NEW YORK (Reuters) - Fans of billionaire Warren Buffett line up each year to bid top dollar for the chance to have lunch with the famed investor, but sometimes they get far more than a meal — Buffett’s friendship.
“I’ve held about 9 or 10 of these and I’ve become friends with a number of nice people since,” Buffett said in an interview before sitting down to the annual lunch, which benefits charity, at Manhattan steakhouse Smith & Wollensky. “The lunches have always been fun — and frequently I have had contact later on.”
The lunches are usually dry affairs and have been known to go on for hours, said Buffett, sitting at the restaurant’s upstairs bar, sipping on Coca-Cola’s trademark drink. Buffett is a large investor in the company.
Buffett, chief executive of Omaha, Nebraska-based Berkshire Hathaway, was in New York on Wednesday to dine with Mohnish Pabrai, Harina Kapoor and Guy Spier — and other guests. The trio last year bid a record $650,100 (329,100 pounds) for the honour.
“The lunch has gone as long as three hours — I never cut it off, it is up to them,” Buffett said. “They are paying a lot of money.
“I don’t think there ever has been (alcohol), but there is no rule against it,” he added.
The proceeds from the lunch with 77-year-old Buffett benefit the Glide Foundation, a nonprofit in San Francisco’s Tenderloin district that offers programs for the poor, hungry and homeless.

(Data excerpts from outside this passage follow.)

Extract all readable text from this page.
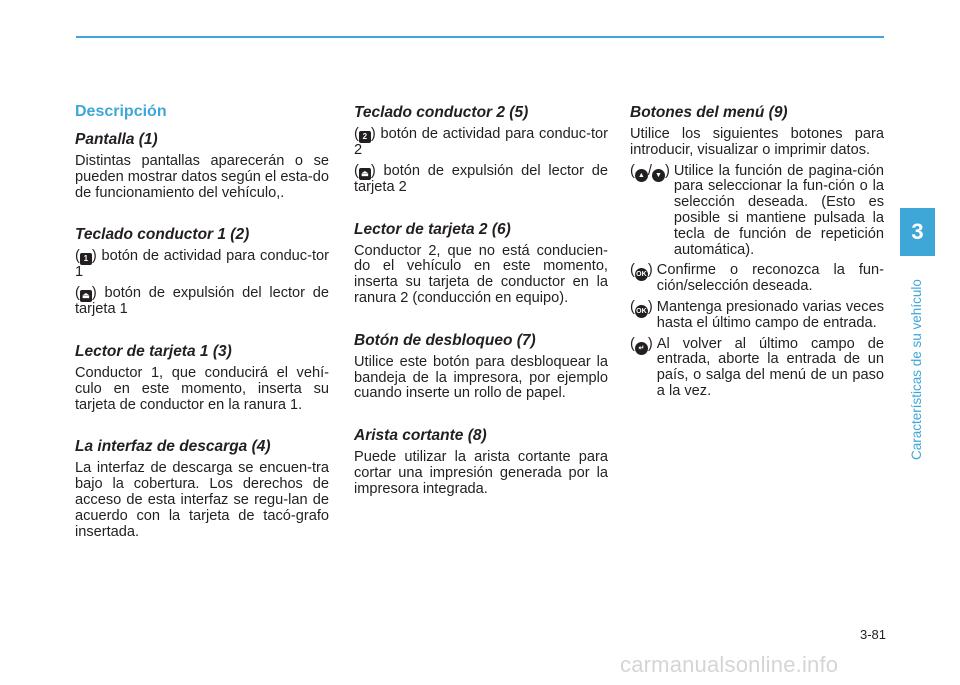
Descripción
Pantalla (1)

Distintas pantallas aparecerán o se pueden mostrar datos según el esta-do de funcionamiento del vehículo,.

Teclado conductor 1 (2)

( 1 ) botón de actividad para conduc-tor 1

( ⏏ ) botón de expulsión del lector de tarjeta 1

Lector de tarjeta 1 (3)

Conductor 1, que conducirá el vehí-culo en este momento, inserta su tarjeta de conductor en la ranura 1.

La interfaz de descarga (4)

La interfaz de descarga se encuen-tra bajo la cobertura. Los derechos de acceso de esta interfaz se regu-lan de acuerdo con la tarjeta de tacó-grafo insertada.

Teclado conductor 2 (5)

( 2 ) botón de actividad para conduc-tor 2

( ⏏ ) botón de expulsión del lector de tarjeta 2

Lector de tarjeta 2 (6)

Conductor 2, que no está conducien-do el vehículo en este momento, inserta su tarjeta de conductor en la ranura 2 (conducción en equipo).

Botón de desbloqueo (7)

Utilice este botón para desbloquear la bandeja de la impresora, por ejemplo cuando inserte un rollo de papel.

Arista cortante (8)

Puede utilizar la arista cortante para cortar una impresión generada por la impresora integrada.

Botones del menú (9)

Utilice los siguientes botones para introducir, visualizar o imprimir datos.

( ▲ / ▼ ) Utilice la función de pagina-ción para seleccionar la fun-ción o la selección deseada. (Esto es posible si mantiene pulsada la tecla de función de repetición automática).
(OK) Confirme o reconozca la fun-ción/selección deseada.
(OK) Mantenga presionado varias veces hasta el último campo de entrada.
( ↵ ) Al volver al último campo de entrada, aborte la entrada de un país, o salga del menú de un paso a la vez.
3
Características de su vehículo
3-81
carmanualsonline.info
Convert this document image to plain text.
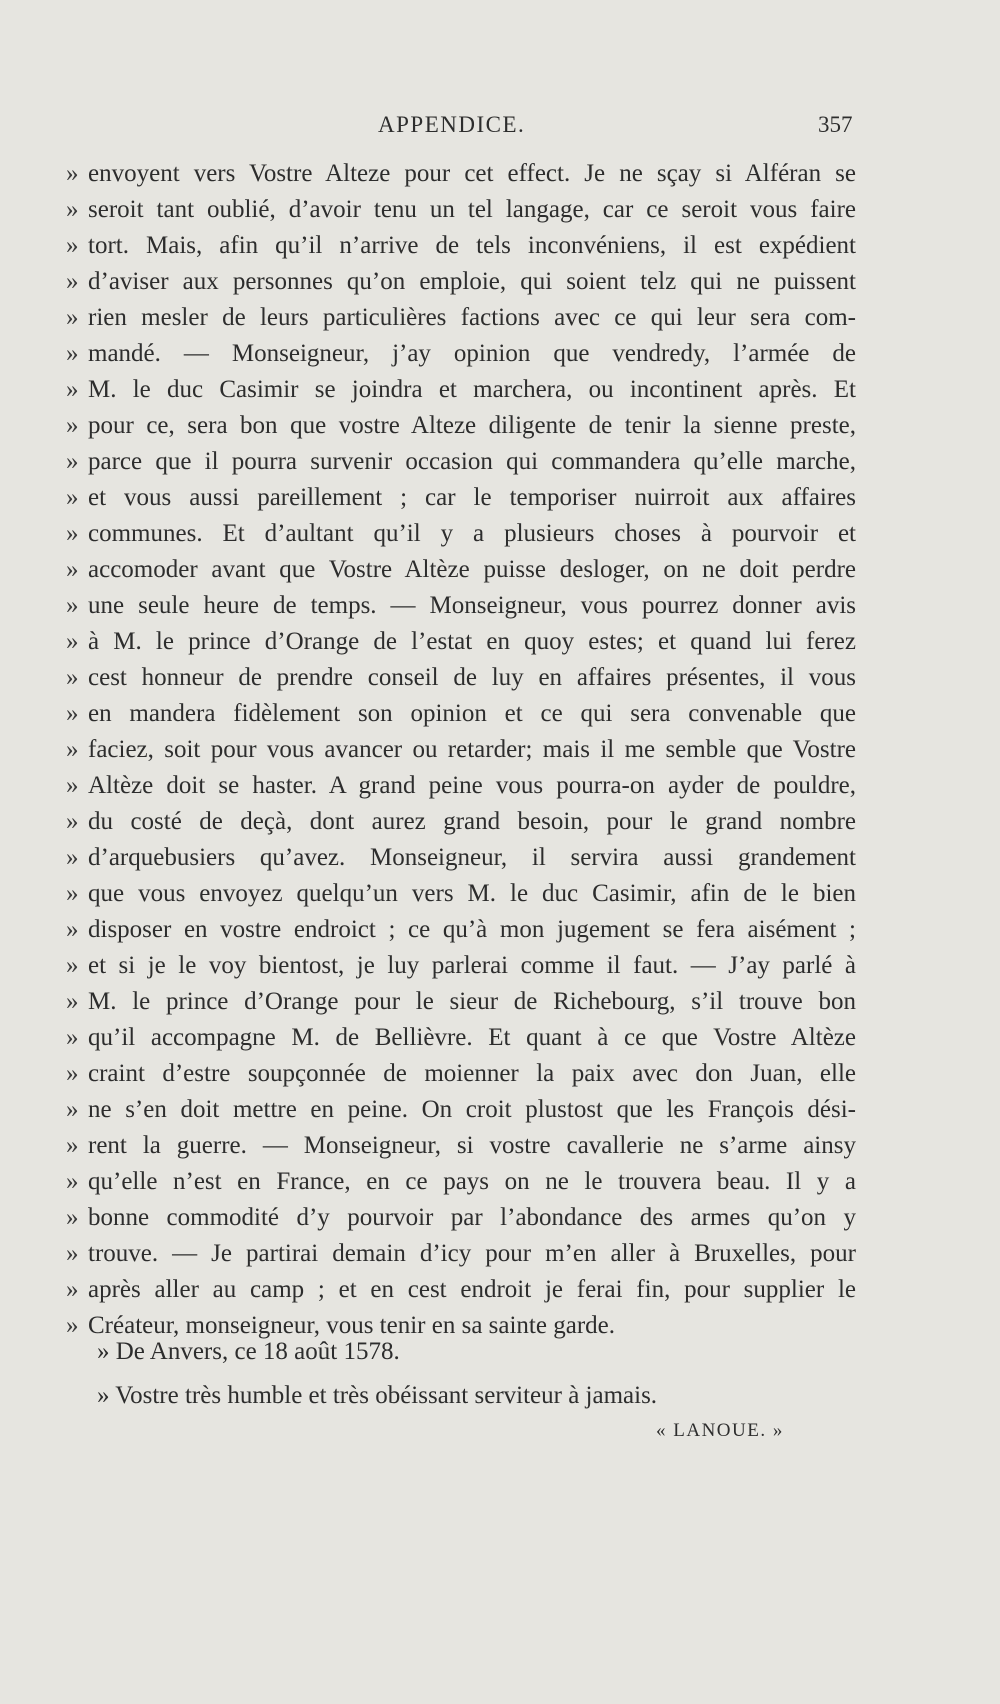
APPENDICE.	357
» envoyent vers Vostre Alteze pour cet effect. Je ne sçay si Alféran se
» seroit tant oublié, d’avoir tenu un tel langage, car ce seroit vous faire
» tort. Mais, afin qu’il n’arrive de tels inconvéniens, il est expédient
» d’aviser aux personnes qu’on emploie, qui soient telz qui ne puissent
» rien mesler de leurs particulières factions avec ce qui leur sera com-
» mandé. — Monseigneur, j’ay opinion que vendredy, l’armée de
» M. le duc Casimir se joindra et marchera, ou incontinent après. Et
» pour ce, sera bon que vostre Alteze diligente de tenir la sienne preste,
» parce que il pourra survenir occasion qui commandera qu’elle marche,
» et vous aussi pareillement ; car le temporiser nuirroit aux affaires
» communes. Et d’aultant qu’il y a plusieurs choses à pourvoir et
» accomoder avant que Vostre Altèze puisse desloger, on ne doit perdre
» une seule heure de temps. — Monseigneur, vous pourrez donner avis
» à M. le prince d’Orange de l’estat en quoy estes; et quand lui ferez
» cest honneur de prendre conseil de luy en affaires présentes, il vous
» en mandera fidèlement son opinion et ce qui sera convenable que
» faciez, soit pour vous avancer ou retarder; mais il me semble que Vostre
» Altèze doit se haster. A grand peine vous pourra-on ayder de pouldre,
» du costé de deçà, dont aurez grand besoin, pour le grand nombre
» d’arquebusiers qu’avez. Monseigneur, il servira aussi grandement
» que vous envoyez quelqu’un vers M. le duc Casimir, afin de le bien
» disposer en vostre endroict ; ce qu’à mon jugement se fera aisément ;
» et si je le voy bientost, je luy parlerai comme il faut. — J’ay parlé à
» M. le prince d’Orange pour le sieur de Richebourg, s’il trouve bon
» qu’il accompagne M. de Bellièvre. Et quant à ce que Vostre Altèze
» craint d’estre soupçonnée de moienner la paix avec don Juan, elle
» ne s’en doit mettre en peine. On croit plustost que les François dési-
» rent la guerre. — Monseigneur, si vostre cavallerie ne s’arme ainsy
» qu’elle n’est en France, en ce pays on ne le trouvera beau. Il y a
» bonne commodité d’y pourvoir par l’abondance des armes qu’on y
» trouve. — Je partirai demain d’icy pour m’en aller à Bruxelles, pour
» après aller au camp ; et en cest endroit je ferai fin, pour supplier le
» Créateur, monseigneur, vous tenir en sa sainte garde.
» De Anvers, ce 18 août 1578.
» Vostre très humble et très obéissant serviteur à jamais.
« LANOUE. »
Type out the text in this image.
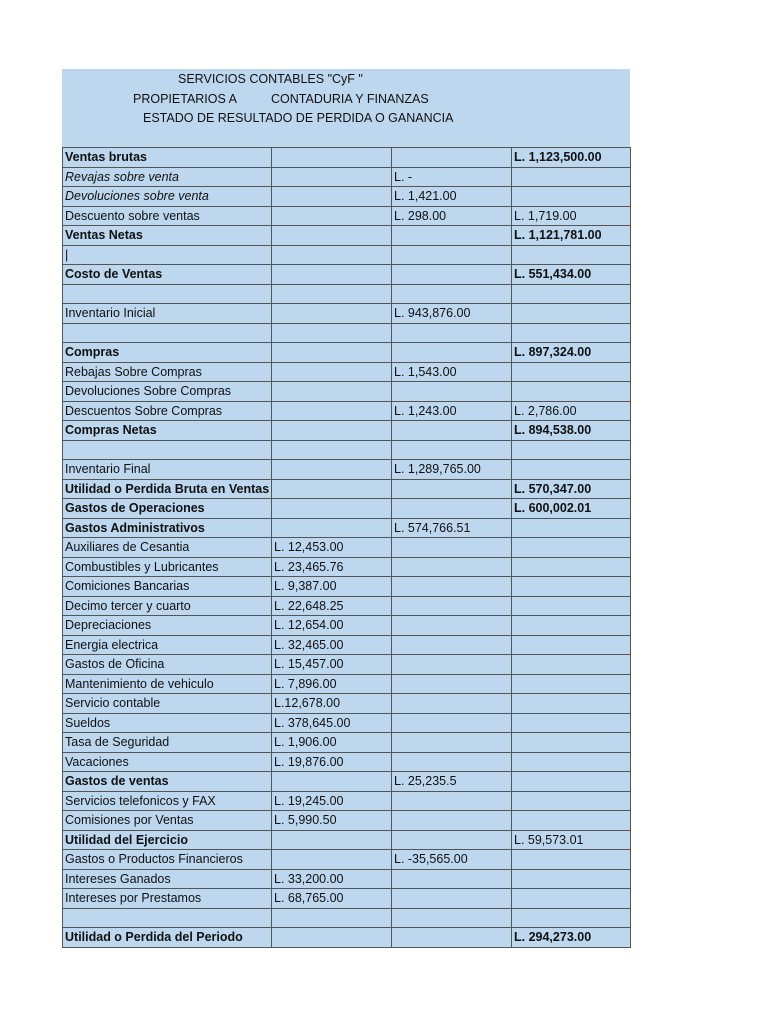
SERVICIOS CONTABLES "CyF "
PROPIETARIOS A	CONTADURIA Y FINANZAS
ESTADO DE RESULTADO DE PERDIDA O GANANCIA
Ventas brutas			L. 1,123,500.00
Revajas sobre venta		L. -	
Devoluciones sobre venta		L. 1,421.00	
Descuento sobre ventas		L. 298.00	L. 1,719.00
Ventas Netas			L. 1,121,781.00
|			
Costo de Ventas			L. 551,434.00

Inventario Inicial		L. 943,876.00	

Compras			L. 897,324.00
Rebajas Sobre Compras		L. 1,543.00	
Devoluciones Sobre Compras			
Descuentos Sobre Compras		L. 1,243.00	L. 2,786.00
Compras Netas			L. 894,538.00

Inventario Final		L. 1,289,765.00	
Utilidad o Perdida Bruta en Ventas			L. 570,347.00
Gastos de Operaciones			L. 600,002.01
Gastos Administrativos		L. 574,766.51	
Auxiliares de Cesantia	L. 12,453.00		
Combustibles y Lubricantes	L. 23,465.76		
Comiciones Bancarias	L. 9,387.00		
Decimo tercer y cuarto	L. 22,648.25		
Depreciaciones	L. 12,654.00		
Energia electrica	L. 32,465.00		
Gastos de Oficina	L. 15,457.00		
Mantenimiento de vehiculo	L. 7,896.00		
Servicio contable	L.12,678.00		
Sueldos	L. 378,645.00		
Tasa de Seguridad	L. 1,906.00		
Vacaciones	L. 19,876.00		
Gastos de ventas		L. 25,235.5	
Servicios telefonicos y FAX	L. 19,245.00		
Comisiones por Ventas	L. 5,990.50		
Utilidad del Ejercicio			L. 59,573.01
Gastos o Productos Financieros		L. -35,565.00	
Intereses Ganados	L. 33,200.00		
Intereses por Prestamos	L. 68,765.00		

Utilidad o Perdida del Periodo			L. 294,273.00
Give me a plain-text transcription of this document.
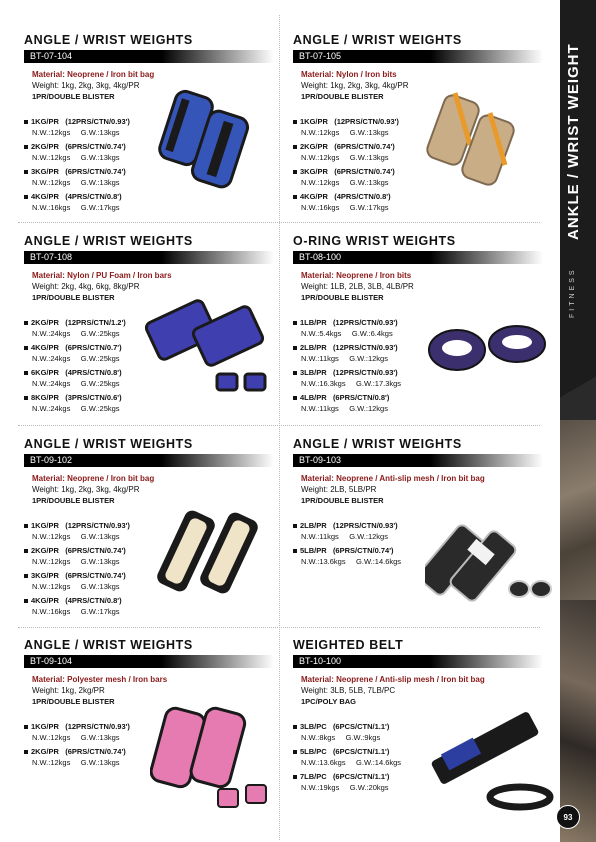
ANKLE / WRIST WEIGHT
FITNESS
93
ANGLE / WRIST WEIGHTS
BT-07-104
Material: Neoprene / Iron bit bag
Weight: 1kg, 2kg, 3kg, 4kg/PR
1PR/DOUBLE BLISTER
1KG/PR (12PRS/CTN/0.93')
N.W.:12kgs G.W.:13kgs
2KG/PR (6PRS/CTN/0.74')
N.W.:12kgs G.W.:13kgs
3KG/PR (6PRS/CTN/0.74')
N.W.:12kgs G.W.:13kgs
4KG/PR (4PRS/CTN/0.8')
N.W.:16kgs G.W.:17kgs
ANGLE / WRIST WEIGHTS
BT-07-105
Material: Nylon / Iron bits
Weight: 1kg, 2kg, 3kg, 4kg/PR
1PR/DOUBLE BLISTER
1KG/PR (12PRS/CTN/0.93')
N.W.:12kgs G.W.:13kgs
2KG/PR (6PRS/CTN/0.74')
N.W.:12kgs G.W.:13kgs
3KG/PR (6PRS/CTN/0.74')
N.W.:12kgs G.W.:13kgs
4KG/PR (4PRS/CTN/0.8')
N.W.:16kgs G.W.:17kgs
ANGLE / WRIST WEIGHTS
BT-07-108
Material: Nylon / PU Foam / Iron bars
Weight: 2kg, 4kg, 6kg, 8kg/PR
1PR/DOUBLE BLISTER
2KG/PR (12PRS/CTN/1.2')
N.W.:24kgs G.W.:25kgs
4KG/PR (6PRS/CTN/0.7')
N.W.:24kgs G.W.:25kgs
6KG/PR (4PRS/CTN/0.8')
N.W.:24kgs G.W.:25kgs
8KG/PR (3PRS/CTN/0.6')
N.W.:24kgs G.W.:25kgs
O-RING WRIST WEIGHTS
BT-08-100
Material: Neoprene / Iron bits
Weight: 1LB, 2LB, 3LB, 4LB/PR
1PR/DOUBLE BLISTER
1LB/PR (12PRS/CTN/0.93')
N.W.:5.4kgs G.W.:6.4kgs
2LB/PR (12PRS/CTN/0.93')
N.W.:11kgs G.W.:12kgs
3LB/PR (12PRS/CTN/0.93')
N.W.:16.3kgs G.W.:17.3kgs
4LB/PR (6PRS/CTN/0.8')
N.W.:11kgs G.W.:12kgs
ANGLE / WRIST WEIGHTS
BT-09-102
Material: Neoprene / Iron bit bag
Weight: 1kg, 2kg, 3kg, 4kg/PR
1PR/DOUBLE BLISTER
1KG/PR (12PRS/CTN/0.93')
N.W.:12kgs G.W.:13kgs
2KG/PR (6PRS/CTN/0.74')
N.W.:12kgs G.W.:13kgs
3KG/PR (6PRS/CTN/0.74')
N.W.:12kgs G.W.:13kgs
4KG/PR (4PRS/CTN/0.8')
N.W.:16kgs G.W.:17kgs
ANGLE / WRIST WEIGHTS
BT-09-103
Material: Neoprene / Anti-slip mesh / Iron bit bag
Weight: 2LB, 5LB/PR
1PR/DOUBLE BLISTER
2LB/PR (12PRS/CTN/0.93')
N.W.:11kgs G.W.:12kgs
5LB/PR (6PRS/CTN/0.74')
N.W.:13.6kgs G.W.:14.6kgs
ANGLE / WRIST WEIGHTS
BT-09-104
Material: Polyester mesh / Iron bars
Weight: 1kg, 2kg/PR
1PR/DOUBLE BLISTER
1KG/PR (12PRS/CTN/0.93')
N.W.:12kgs G.W.:13kgs
2KG/PR (6PRS/CTN/0.74')
N.W.:12kgs G.W.:13kgs
WEIGHTED BELT
BT-10-100
Material: Neoprene / Anti-slip mesh / Iron bit bag
Weight: 3LB, 5LB, 7LB/PC
1PC/POLY BAG
3LB/PC (6PCS/CTN/1.1')
N.W.:8kgs G.W.:9kgs
5LB/PC (6PCS/CTN/1.1')
N.W.:13.6kgs G.W.:14.6kgs
7LB/PC (6PCS/CTN/1.1')
N.W.:19kgs G.W.:20kgs
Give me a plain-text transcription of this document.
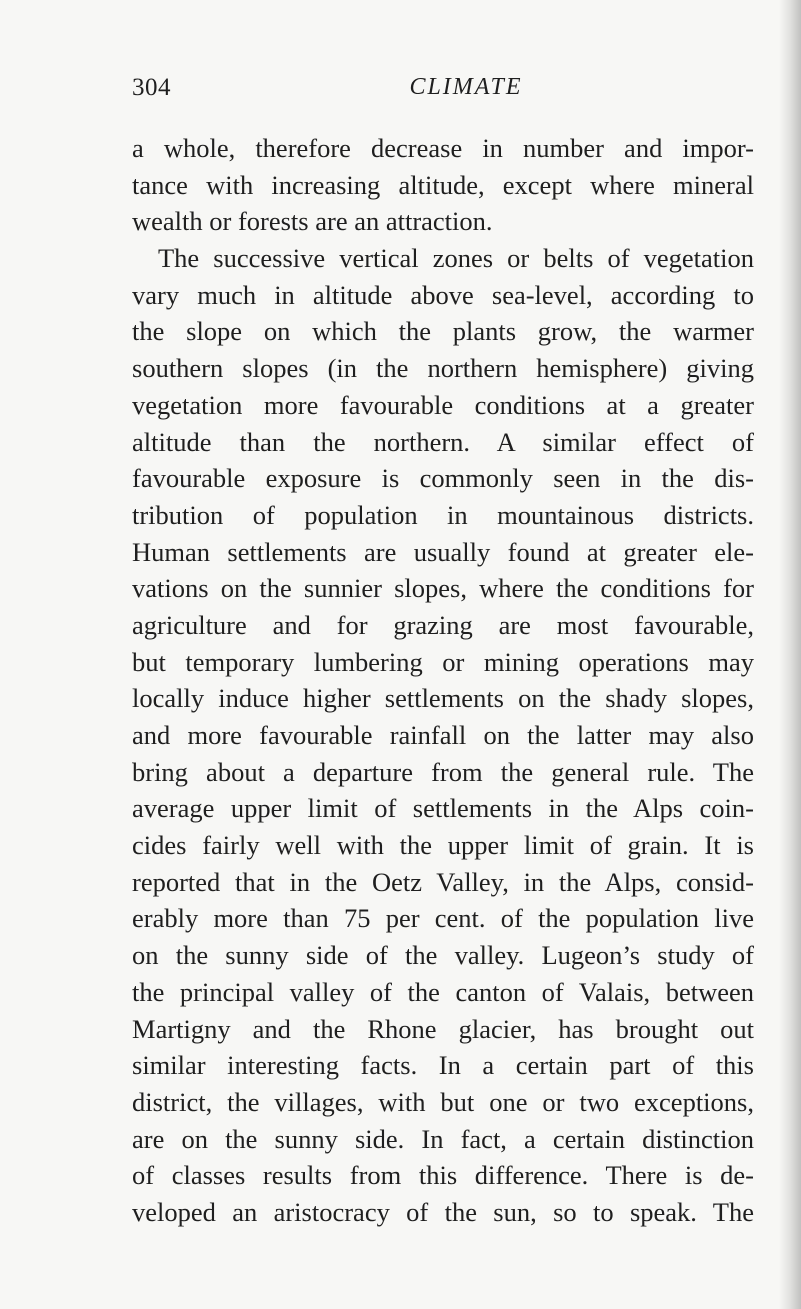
304	CLIMATE
a whole, therefore decrease in number and impor-
tance with increasing altitude, except where mineral
wealth or forests are an attraction.
The successive vertical zones or belts of vegetation
vary much in altitude above sea-level, according to
the slope on which the plants grow, the warmer
southern slopes (in the northern hemisphere) giving
vegetation more favourable conditions at a greater
altitude than the northern. A similar effect of
favourable exposure is commonly seen in the dis-
tribution of population in mountainous districts.
Human settlements are usually found at greater ele-
vations on the sunnier slopes, where the conditions for
agriculture and for grazing are most favourable,
but temporary lumbering or mining operations may
locally induce higher settlements on the shady slopes,
and more favourable rainfall on the latter may also
bring about a departure from the general rule. The
average upper limit of settlements in the Alps coin-
cides fairly well with the upper limit of grain. It is
reported that in the Oetz Valley, in the Alps, consid-
erably more than 75 per cent. of the population live
on the sunny side of the valley. Lugeon’s study of
the principal valley of the canton of Valais, between
Martigny and the Rhone glacier, has brought out
similar interesting facts. In a certain part of this
district, the villages, with but one or two exceptions,
are on the sunny side. In fact, a certain distinction
of classes results from this difference. There is de-
veloped an aristocracy of the sun, so to speak. The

While Buffett and his guests dined, others were lining up bids for next year’s lunch. By Wednesday afternoon, the top bid was $77,100, but the auction, open to qualified bidders, is expected to fetch far more before it wraps up late Friday.
The auction began Sunday on eBay’s website and ends Friday at 10 p.m. The lunches have raised more than $2 million for Glide since going online in 2003. Previous auctions were held live, with winning bids of $25,000 to $32,000.
What is talked about at these lunches? Buffett said he also leaves that up to his guests, but he expected that family would be something that would come up on Wednesday.
“The interesting thing is that some have brought along, as is the case today, their spouses. We talk about family, we talk about raising children ...,” said Buffett, a father of three grown children.
“I’ve got enough experience now to talk about raising great-grandchildren,” laughed Buffett, who said he regularly spends time with his extended brood.
He takes 7 of his 8 great-grandchildren, the ones that live near him in Omaha, to Dairy Queen on Sundays. Dairy Queen is a Berkshire-owned company.
Speaking of the people he has met at these lunches, Buffett said: “They are smart people. I can learn from them. There is no question about that.
“Two that I am meeting with today have good records (for investing),” he added.
Pabrai, an Irvine, California-based investor has said he models his investment style on Buffett’s and saw the charity event as an opportunity to give back, much as Buffett has.
Buffett has pledged most of his fortune to the Bill & Melinda Gates Foundation and four family charities. He has said his Berkshire shares will go to philanthropy. Earlier this year, Forbes magazine estimated Buffett’s net worth at $62 billion, most of it invested in Berkshire.
Since taking over Berkshire in 1965, Buffett has transformed it from a failing textile maker into a sprawling insurance and investment company, with more than 70 businesses.
Berkshire products include Geico car insurance, Borsheim’s Fine Jewellery and Fruit of the Loom underwear. Its investments include American Express, Anheuser-Busch Cos and Wells Fargo & Co.